NodeHealthCheck
remediation.medik8s.io / v1alpha1
apiVersion: remediation.medik8s.io/v1alpha1
kind: NodeHealthCheck
metadata:
name: example
apiVersion
string
APIVersion defines the versioned schema of this representation of an object.
Servers should convert recognized schemas to the latest internal value, and
may reject unrecognized values.
More info: https://git.k8s.io/community/contributors/devel/sig-architecture/api-conventions.md#resources
kind
string
Kind is a string value representing the REST resource this object represents.
Servers may infer this from the endpoint the client submits requests to.
Cannot be updated.
In CamelCase.
More info: https://git.k8s.io/community/contributors/devel/sig-architecture/api-conventions.md#types-kinds
metadata
object
spec object
NodeHealthCheckSpec defines the desired state of NodeHealthCheck
escalatingRemediations []object
EscalatingRemediations contain a list of ordered remediation templates with a timeout.

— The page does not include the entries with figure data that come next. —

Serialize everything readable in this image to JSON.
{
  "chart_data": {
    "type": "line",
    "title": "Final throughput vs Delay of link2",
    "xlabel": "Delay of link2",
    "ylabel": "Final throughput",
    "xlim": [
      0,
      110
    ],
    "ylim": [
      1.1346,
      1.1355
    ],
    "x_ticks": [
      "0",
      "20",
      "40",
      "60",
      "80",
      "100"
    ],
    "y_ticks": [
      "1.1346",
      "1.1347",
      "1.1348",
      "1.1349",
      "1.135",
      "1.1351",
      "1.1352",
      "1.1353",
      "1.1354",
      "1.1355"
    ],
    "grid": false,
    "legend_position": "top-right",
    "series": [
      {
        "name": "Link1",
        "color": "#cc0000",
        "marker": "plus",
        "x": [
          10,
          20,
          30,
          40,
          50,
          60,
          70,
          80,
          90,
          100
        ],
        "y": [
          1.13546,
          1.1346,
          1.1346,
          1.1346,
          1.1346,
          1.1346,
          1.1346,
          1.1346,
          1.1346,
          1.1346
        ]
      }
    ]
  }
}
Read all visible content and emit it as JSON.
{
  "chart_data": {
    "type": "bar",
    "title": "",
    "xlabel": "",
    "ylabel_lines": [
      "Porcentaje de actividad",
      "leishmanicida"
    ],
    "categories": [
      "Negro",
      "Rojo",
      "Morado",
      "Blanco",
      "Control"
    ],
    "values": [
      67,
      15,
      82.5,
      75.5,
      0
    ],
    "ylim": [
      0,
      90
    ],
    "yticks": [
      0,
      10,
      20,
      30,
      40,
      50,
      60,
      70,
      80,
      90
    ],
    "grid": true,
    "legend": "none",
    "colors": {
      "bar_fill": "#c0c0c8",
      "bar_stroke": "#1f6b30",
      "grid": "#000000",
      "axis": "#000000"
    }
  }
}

The remediation templates will be used one after another, until the unhealthy node
gets healthy within the timeout of the currently processed remediation. The order of
remediation is defined by the "order" field of each "escalatingRemediation".
Mutually exclusive with RemediationTemplate
order
integer required
Order defines the order for this remediation.
Remediations with lower order will be used before remediations with higher order.
Remediations must not have the same order.
remediationTemplate object required
RemediationTemplate is a reference to a remediation template
provided by a remediation provider.
If a node needs remediation the controller will create an object from this template
and then it should be picked up by a remediation provider.
apiVersion
string
API version of the referent.
fieldPath
string
If referring to a piece of an object instead of an entire object, this string
should contain a valid JSON/Go field access statement, such as desiredState.manifest.containers[2].
For example, if the object reference is to a container within a pod, this would take on a value like:
"spec.containers{name}" (where "name" refers to the name of the container that triggered
the event) or if no container name is specified "spec.containers[2]" (container with
index 2 in this pod). This syntax is chosen only to have some well-defined way of
referencing a part of an object.
kind
string
Kind of the referent.
More info: https://git.k8s.io/community/contributors/devel/sig-architecture/api-conventions.md#types-kinds
name
string
Name of the referent.
More info: https://kubernetes.io/docs/concepts/overview/working-with-objects/names/#names
namespace
string
Namespace of the referent.
More info: https://kubernetes.io/docs/concepts/overview/working-with-objects/namespaces/
resourceVersion
string
Specific resourceVersion to which this reference is made, if any.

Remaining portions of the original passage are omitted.